We investigated levels of OP exposure in pregnant women and the relationship between OPs and thyroid hormones in Shandong, China. We enrolled 637 pregnant women from April 2011 to December 2013. OP exposure was assessed by a questionnaire administered to the pregnant women in the hospital and by analyses of urinary dialkylphosphate (DAP) metabolites of OPs in pregnant women (n = 413). We measured the concentration of five thyroid hormones in serum samples in pregnant women (n = 325) and analyzed the association between DAP metabolites of OPs and thyroid hormones (n = 325).

Results:

Median levels of DAP metabolites were 9.81 μg/L for dimethylphosphate (DMP), 0.79 μg/L for dimethylthiophosphate (DMTP), 5.00 μg/L for diethylphosphate (DEP), and 0.78 μg/L for diethylthiophosphate (DETP), which were higher than those reported in developed countries.
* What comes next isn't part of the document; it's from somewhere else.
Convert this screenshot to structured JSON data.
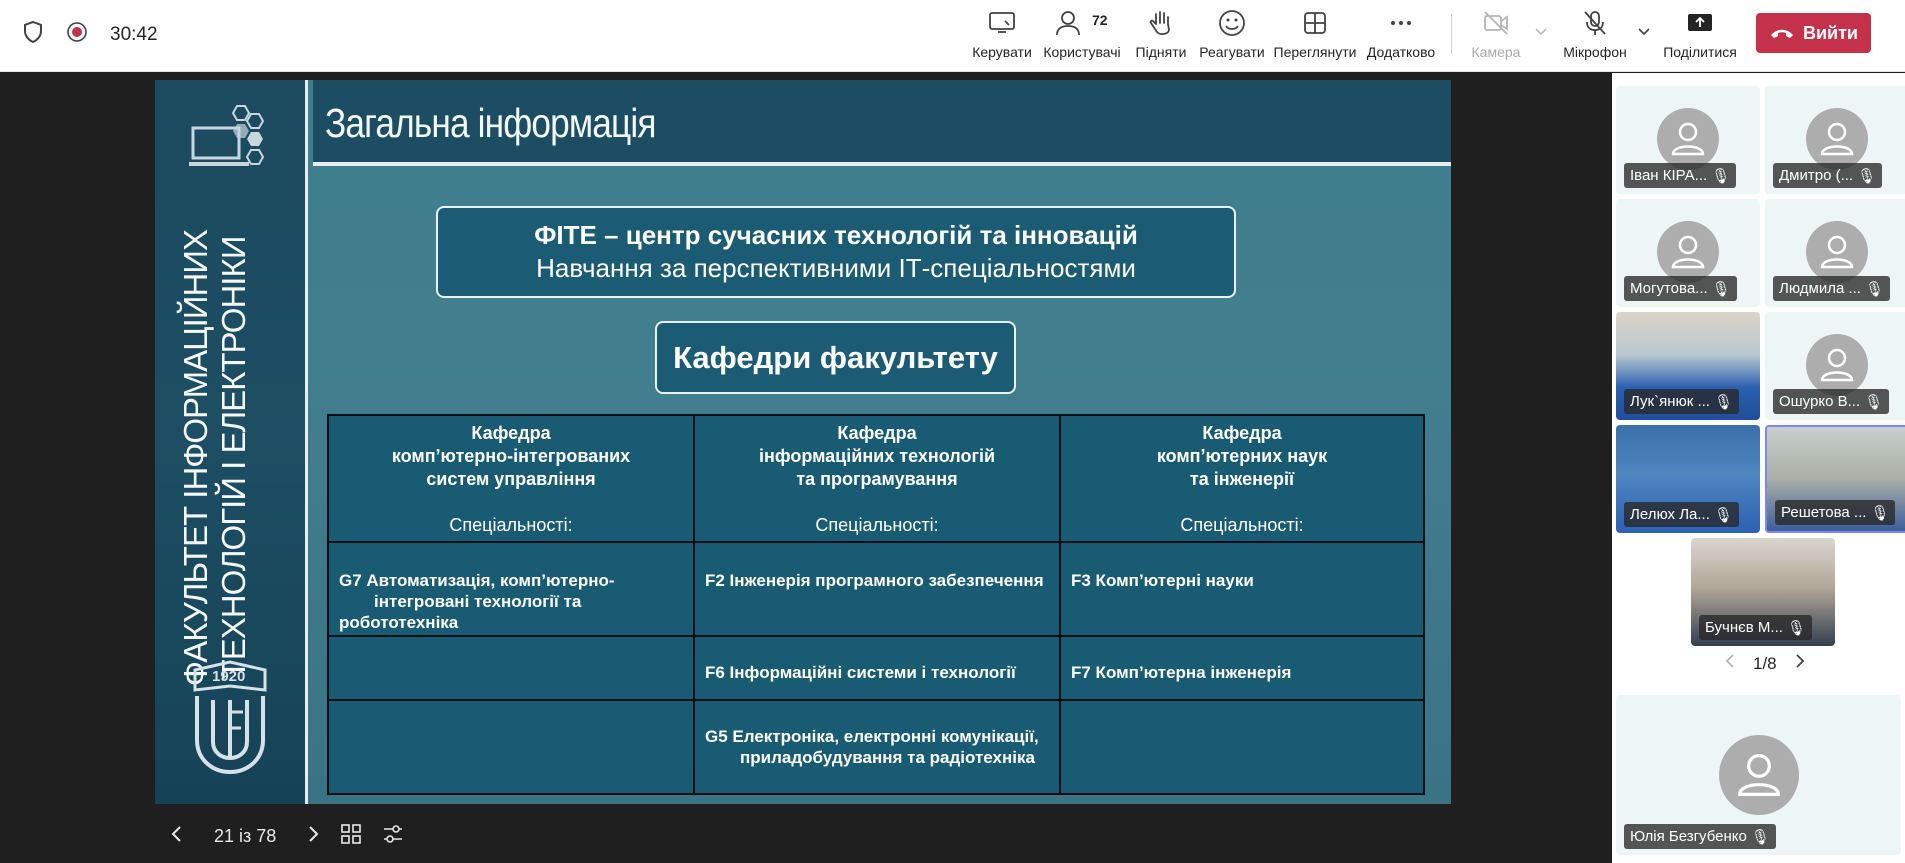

We found that the total DAP concentration (the sum of DMP, DMTP, DEP, and DETP) in urine was positively associated with free T4 levels (β = 0.137; 95% confidence interval [CI] = 0.012, 0.263) and negatively associated with thyroid-stimulating hormone levels (β = −0.145; 95% CI = −0.242, −0.048).

Conclusions:

The findings suggest that OP exposure may be associated with changes in thyroid function in pregnant women. Given that urinary OP levels in pregnant women in Shandong were much higher than those reported in developed countries, further studies on the effects of OP exposure on thyroid function in pregnant women in China are warranted.